Boğaziçi hocalarından YÖK'e: 12 Eylül'de dışarıdan atanan rektörün referans verilmesi talihsiz bir ifade
Boğaziçi hocaları, Erdoğan'ın üniversiteye Melih Bulu'yu atamasının ardından başlayan tartışmalara dahil olan YÖK'e verdiği yanıtta "12 Eylül'de Boğaziçi'ne dışarıdan rektör atanmasının bugünkü duruma referans verilmesi talihsiz bir ifade" dedi.
Boğaziçi Üniversitesi'nde yönetim kademesindeki 10 hocanın imzasıyla YÖK'e gönderilen mektupta, YÖK'ün, öğretim üyeleri ve öğrencilerinin protestolarına neden olan Melih Bulu'nun atanmasıyla ilgili açıklamasına yanıt verildi.
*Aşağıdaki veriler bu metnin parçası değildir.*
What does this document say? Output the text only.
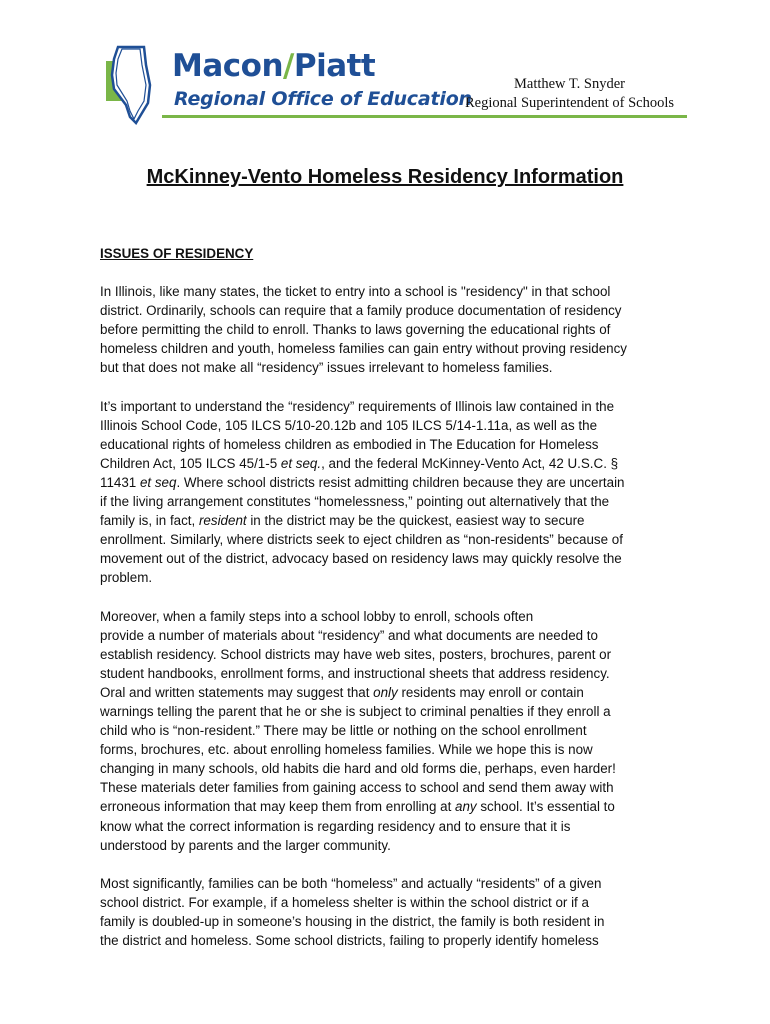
Macon/Piatt
Regional Office of Education
Matthew T. Snyder
Regional Superintendent of Schools
McKinney-Vento Homeless Residency Information
ISSUES OF RESIDENCY

In Illinois, like many states, the ticket to entry into a school is "residency" in that school
district. Ordinarily, schools can require that a family produce documentation of residency
before permitting the child to enroll. Thanks to laws governing the educational rights of
homeless children and youth, homeless families can gain entry without proving residency
but that does not make all “residency” issues irrelevant to homeless families.

It’s important to understand the “residency” requirements of Illinois law contained in the
Illinois School Code, 105 ILCS 5/10-20.12b and 105 ILCS 5/14-1.11a, as well as the
educational rights of homeless children as embodied in The Education for Homeless
Children Act, 105 ILCS 45/1-5 et seq., and the federal McKinney-Vento Act, 42 U.S.C. §
11431 et seq. Where school districts resist admitting children because they are uncertain
if the living arrangement constitutes “homelessness,” pointing out alternatively that the
family is, in fact, resident in the district may be the quickest, easiest way to secure
enrollment. Similarly, where districts seek to eject children as “non-residents” because of
movement out of the district, advocacy based on residency laws may quickly resolve the
problem.

Moreover, when a family steps into a school lobby to enroll, schools often
provide a number of materials about “residency” and what documents are needed to
establish residency. School districts may have web sites, posters, brochures, parent or
student handbooks, enrollment forms, and instructional sheets that address residency.
Oral and written statements may suggest that only residents may enroll or contain
warnings telling the parent that he or she is subject to criminal penalties if they enroll a
child who is “non-resident.” There may be little or nothing on the school enrollment
forms, brochures, etc. about enrolling homeless families. While we hope this is now
changing in many schools, old habits die hard and old forms die, perhaps, even harder!
These materials deter families from gaining access to school and send them away with
erroneous information that may keep them from enrolling at any school. It’s essential to
know what the correct information is regarding residency and to ensure that it is
understood by parents and the larger community.

Most significantly, families can be both “homeless” and actually “residents” of a given
school district. For example, if a homeless shelter is within the school district or if a
family is doubled-up in someone’s housing in the district, the family is both resident in
the district and homeless. Some school districts, failing to properly identify homeless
YÖK, Melik Bulu'nun atanmasıyla ilgili "Bir üniversitenin başarılı bir şekilde yönetilmesini atanan rektörün o üniversitenin kadrolu elemanı olma şartına bağlamanın, akademinin küresel yapısında da anlamlı bir karşılığı ve gerçekliği bulunmamaktadır" demişti.
Prof. Dr. Yavuz Akpınar (Genel Sekreter Vekili). Prof. Dr. Necati Aras (Rektör Danışmanı), Prof. Dr. Naz Zeynep Atay Gök (Rektör Yardımcısı), Prof. Dr. Dilek Çalgan (Rektör Danışmanı), Prof. Dr. Ayşın Ertüzün (Rektör Yardımcısı), Prof. Dr. Ayşe Gürel (Rektör Danışmanı), Dr. Öğretim Üyesi Berat Zeki Haznedaroğlu (Rektör Danışmanı), Prof. Dr. Ali İzzet Tekcan (Rektör Yardımcısı), Doç. Dr. Nermin Zeynep Uysal (Öğrenci İşleri Dekanı), Prof. Dr. Nuri Zafer Yenal (Rektör Danışmanı) imzalı yanıtta YÖK'ün "Boğaziçi Üniversitesi, geçmişte iki dönem, uzun yıllar farklı bir üniversite mezunu ve mensubu bir bilim insanı tarafından başarılı bir şekilde yönetilmiş" açıklamasına da cevap verildi.
T24'ün haberine göre, Boğaziçi hocaları, 12 Eylül darbesinin ardından Prof. Dr. Ergül Toğrol'un İTÜ'den Boğaziçi'ne atandığını hatırlatarak "YÖK’ün bugünkü durumu bir darbe dönemine referans vererek gerekçelendirmesinin talihsiz bir ifade olduğu görüşündeyiz" dedi.
YÖK'e yanıtta, Boğaziçi hocaları arasından üniversiteye atanan Prof. Dr. Mehmet Özkan dönemindeki başarılara da yer verildi.
Açıklamada 154 yıllık tarihi ve akademik geleneği olan Boğaziçi Üniversitesi'nin başarısının Yükseköğretim Kalite Kurulu (YÖKAK) raporuna yansıdığı belirtilerek, YÖKAK'ın Boğaziçi için "akademik özerklik ve katılımcı yönetim anlayışını benimsemekte ve yaşamın her alanında düşünce özgürlüğünü savunmaktadır" tespitine de yer verildi.